Zachary Levi is fronting a new four-episode docudrama series, David: King of Israel, serving as its on-camera host and narrator as the show walks viewers through the biblical story of David using a mix of historical framing and dramatized reenactments.
“My job as the narrator and host is to walk people through the biblical context of this incredible story,” Levi said, describing the series as “edutainment” that pairs teaching with live-action moments.
Levi joined the project just under a year ago, viewing it as a chance to slow the story down and add context that pure dramatizations can’t always fit. He pointed to Wonder Project’s House of David as a parallel example of Bible storytelling aimed at mainstream audiences and said a docudrama format can function as a complement, not a competitor.
“They’re getting the opportunity to make a fully entertainment version of that story, but they’ve only got so much time and so much bandwidth to get into a lot of details,” Levi said. “We get to come in and fill in some of those blanks.”
The appeal of David, Levi said, is that Scripture refuses to make him a flat hero. The same narrative that calls David “a man after God’s own heart” also records choices that wreck lives, and Levi thinks that tension is the point.
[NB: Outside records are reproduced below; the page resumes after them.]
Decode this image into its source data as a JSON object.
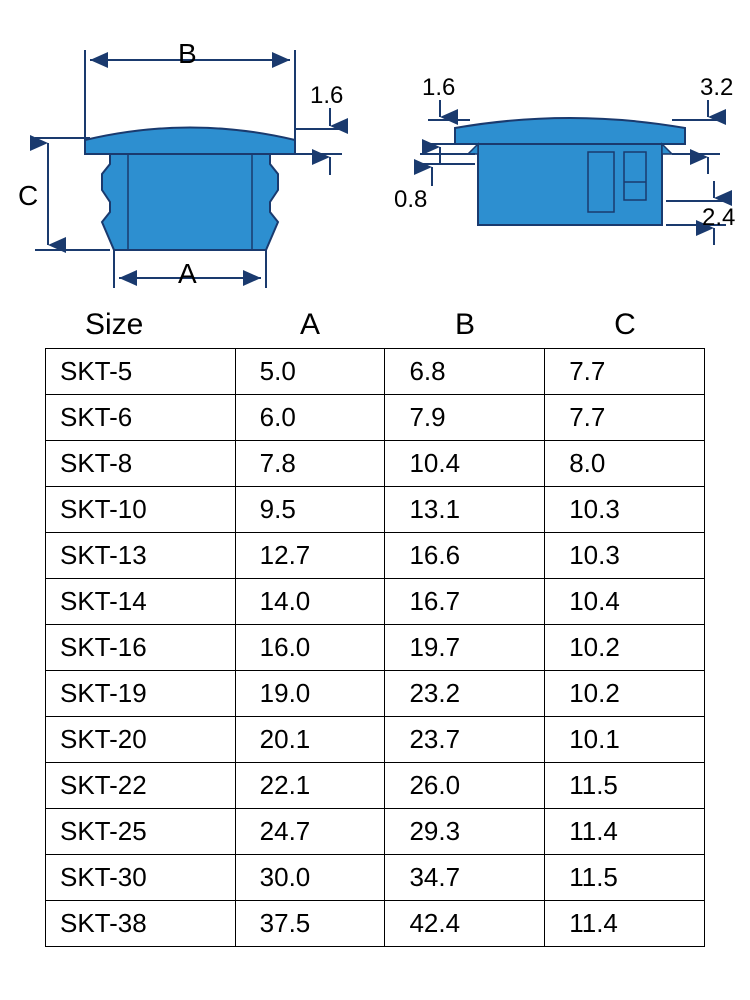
{
  "diagram": {
    "left_shape": {
      "fill_color": "#2d8fd0",
      "stroke_color": "#1a3a6e",
      "arrow_color": "#1a3a6e",
      "text_color": "#000000",
      "labels": {
        "B": "B",
        "A": "A",
        "C": "C",
        "top_thickness": "1.6"
      }
    },
    "right_shape": {
      "fill_color": "#2d8fd0",
      "stroke_color": "#1a3a6e",
      "arrow_color": "#1a3a6e",
      "text_color": "#000000",
      "labels": {
        "tl": "1.6",
        "tr": "3.2",
        "bl": "0.8",
        "br": "2.4"
      }
    }
  },
  "table": {
    "headers": {
      "size": "Size",
      "a": "A",
      "b": "B",
      "c": "C"
    },
    "header_fontsize": 30,
    "cell_fontsize": 26,
    "border_color": "#000000",
    "rows": [
      {
        "size": "SKT-5",
        "a": "5.0",
        "b": "6.8",
        "c": "7.7"
      },
      {
        "size": "SKT-6",
        "a": "6.0",
        "b": "7.9",
        "c": "7.7"
      },
      {
        "size": "SKT-8",
        "a": "7.8",
        "b": "10.4",
        "c": "8.0"
      },
      {
        "size": "SKT-10",
        "a": "9.5",
        "b": "13.1",
        "c": "10.3"
      },
      {
        "size": "SKT-13",
        "a": "12.7",
        "b": "16.6",
        "c": "10.3"
      },
      {
        "size": "SKT-14",
        "a": "14.0",
        "b": "16.7",
        "c": "10.4"
      },
      {
        "size": "SKT-16",
        "a": "16.0",
        "b": "19.7",
        "c": "10.2"
      },
      {
        "size": "SKT-19",
        "a": "19.0",
        "b": "23.2",
        "c": "10.2"
      },
      {
        "size": "SKT-20",
        "a": "20.1",
        "b": "23.7",
        "c": "10.1"
      },
      {
        "size": "SKT-22",
        "a": "22.1",
        "b": "26.0",
        "c": "11.5"
      },
      {
        "size": "SKT-25",
        "a": "24.7",
        "b": "29.3",
        "c": "11.4"
      },
      {
        "size": "SKT-30",
        "a": "30.0",
        "b": "34.7",
        "c": "11.5"
      },
      {
        "size": "SKT-38",
        "a": "37.5",
        "b": "42.4",
        "c": "11.4"
      }
    ]
  }
}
“Human beings do bad things. Even really good human beings can do really bad things,” Levi said. “We get into that in this beautiful epic with David. His story is relatable because he’s like us. He is broken and he makes bad decisions, really bad decisions.”
In Levi’s view, the story’s staying power comes from what happens after the collapse: confession, consequences, repentance and a God who does not reduce a person to their worst chapter.
“He is a man after God’s own heart who has faltered,” Levi explained. “But he repents, comes back on his knees and says, ‘God, help me to be the man you have created me to be. God says, I see you, you are still a man after my own heart.’”
For Levi, the docudrama’s goal isn’t intended to sneak in a deeper faith message and trap viewers. It’s much more straightforward: tell the story clearly, without turning it into a pitch. He said audiences can sense when a project feels like agenda first, storytelling second.
“Just tell a great story,” he said. “When we feel like there’s agenda, we feel like we’re being lied to. So we’re just going to tell it like it is.”
New episodes of David: King of Israel drop weekly on Thursdays on Fox Nation.